Merespons kondisi ini, Bank Indonesia (BI) mengambil langkah strategis untuk menjaga stabilitas ekonomi domestik. Antara lain, BI telah memperpanjang kebijakan pelonggaran makroprudensial, termasuk relaksasi loan-to-value (LTV) dan financing-to-value (FTV) hingga akhir 2025, guna meningkatkan aksesibilitas kredit properti dan kendaraan. BI juga diperkirakan akan mempertahankan kebijakan stabilitas rupiah melalui penerbitan Surat Berharga Bank Indonesia (SRBI) dengan imbal hasil yang menarik.

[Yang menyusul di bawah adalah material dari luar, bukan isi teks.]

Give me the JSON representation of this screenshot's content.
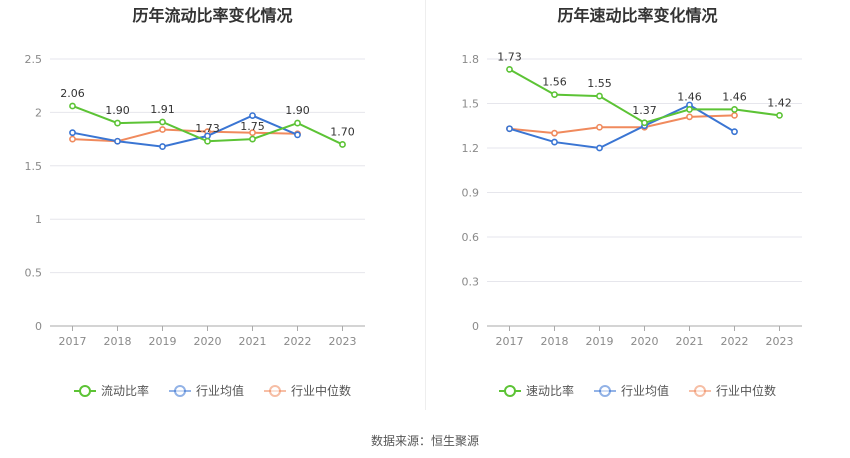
{
  "charts": [
    {
      "title": "历年流动比率变化情况",
      "legend": [
        "流动比率",
        "行业均值",
        "行业中位数"
      ],
      "yticks": [
        "0",
        "0.5",
        "1",
        "1.5",
        "2",
        "2.5"
      ]
    },
    {
      "title": "历年速动比率变化情况",
      "legend": [
        "速动比率",
        "行业均值",
        "行业中位数"
      ],
      "yticks": [
        "0",
        "0.3",
        "0.6",
        "0.9",
        "1.2",
        "1.5",
        "1.8"
      ]
    }
  ],
  "source": "数据来源：恒生聚源",
  "colors": {
    "main": "#5cc335",
    "avg": "#3a75d3",
    "median": "#f08a5d"
  },
  "chart_data": [
    {
      "type": "line",
      "title": "历年流动比率变化情况",
      "categories": [
        "2017",
        "2018",
        "2019",
        "2020",
        "2021",
        "2022",
        "2023"
      ],
      "ylim": [
        0,
        2.5
      ],
      "grid": true,
      "legend_position": "bottom",
      "series": [
        {
          "name": "流动比率",
          "values": [
            2.06,
            1.9,
            1.91,
            1.73,
            1.75,
            1.9,
            1.7
          ],
          "labels": [
            "2.06",
            "1.90",
            "1.91",
            "1.73",
            "1.75",
            "1.90",
            "1.70"
          ]
        },
        {
          "name": "行业均值",
          "values": [
            1.81,
            1.73,
            1.68,
            1.78,
            1.97,
            1.79,
            null
          ]
        },
        {
          "name": "行业中位数",
          "values": [
            1.75,
            1.73,
            1.84,
            1.82,
            1.81,
            1.8,
            null
          ]
        }
      ]
    },
    {
      "type": "line",
      "title": "历年速动比率变化情况",
      "categories": [
        "2017",
        "2018",
        "2019",
        "2020",
        "2021",
        "2022",
        "2023"
      ],
      "ylim": [
        0,
        1.8
      ],
      "grid": true,
      "legend_position": "bottom",
      "series": [
        {
          "name": "速动比率",
          "values": [
            1.73,
            1.56,
            1.55,
            1.37,
            1.46,
            1.46,
            1.42
          ],
          "labels": [
            "1.73",
            "1.56",
            "1.55",
            "1.37",
            "1.46",
            "1.46",
            "1.42"
          ]
        },
        {
          "name": "行业均值",
          "values": [
            1.33,
            1.24,
            1.2,
            1.35,
            1.49,
            1.31,
            null
          ]
        },
        {
          "name": "行业中位数",
          "values": [
            1.33,
            1.3,
            1.34,
            1.34,
            1.41,
            1.42,
            null
          ]
        }
      ]
    }
  ]
}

Dalam Rapat Dewan Gubernur (RDG) di akhir November 2024, BI memutuskan untuk mempertahankan suku bunga acuan BI7DRR sebesar 6% guna menjaga stabilitas nilai tukar Rupiah di tengah meningkatnya ketidakpastian global dan volatilitas pasar keuangan. Prioritas bank sentral tetap pada upaya menstabilkan nilai tukar Rupiah dalam jangka pendek mengingat kondisi ekonomi global yang terus berfluktuasi.

Secara bersamaan, BI terus menerapkan kebijakan makroprudensial yang longgar untuk mendorong pertumbuhan kredit, dengan fokus khusus pada sektor-sektor prioritas seperti UMKM (Usaha Mikro, Kecil, dan Menengah) dan ekonomi hijau. Menurut Hosianna Evalita Situmorang, Ekonom PT Bank Danamon Indonesia Tbk, “Upaya ini ditujukan untuk mendukung aktivitas ekonomi dan memastikan penyaluran kredit yang berkelanjutan pada sektor-sektor utama perekonomian.”

Namun, lanjutnya, penting untuk dicatat bahwa peluang pemangkasan suku bunga lebih lanjut semakin menyempit. Peluang Penurunan Suku Bunga AS Menjadi Lebih Rendah: Sebelumnya, pada September 2024, diperkirakan akan ada pemotongan suku bunga Fed sebesar 100 bps pada 2024 dan 2025, diikuti dengan 50 bps pada 2026.

Namun, per kondisi November 2024, peluang penurunan suku bunga AS semakin kecil. FFR diproyeksikan berada di 4,5% pada Desember 2024, 4% pada Desember 2025, dan 3% pada Desember 2026. Dengan berkurangnya peluang pemangkasan lebih lanjut, Bank Indonesia (BI) mungkin memiliki lebih sedikit ruang untuk pelonggaran kebijakan. Hal ini meningkatkan potensi pemulihan ekonomi yang lebih lambat pada tahun 2025, yang bisa melemahkan prospek pertumbuhan.

Oleh karena itu, kebijakan penurunan suku bunga BI yang tepat waktu akan sangat penting untuk mendukung pertumbuhan ekonomi dan memulihkan kepercayaan konsumen.

Langkah-langkah yang diambil pemerintah berhasil mempertahankan sentimen positif di pasar domestik, terbukti dari keyakinan konsumen yang tetap tinggi terhadap kondisi ekonomi Indonesia.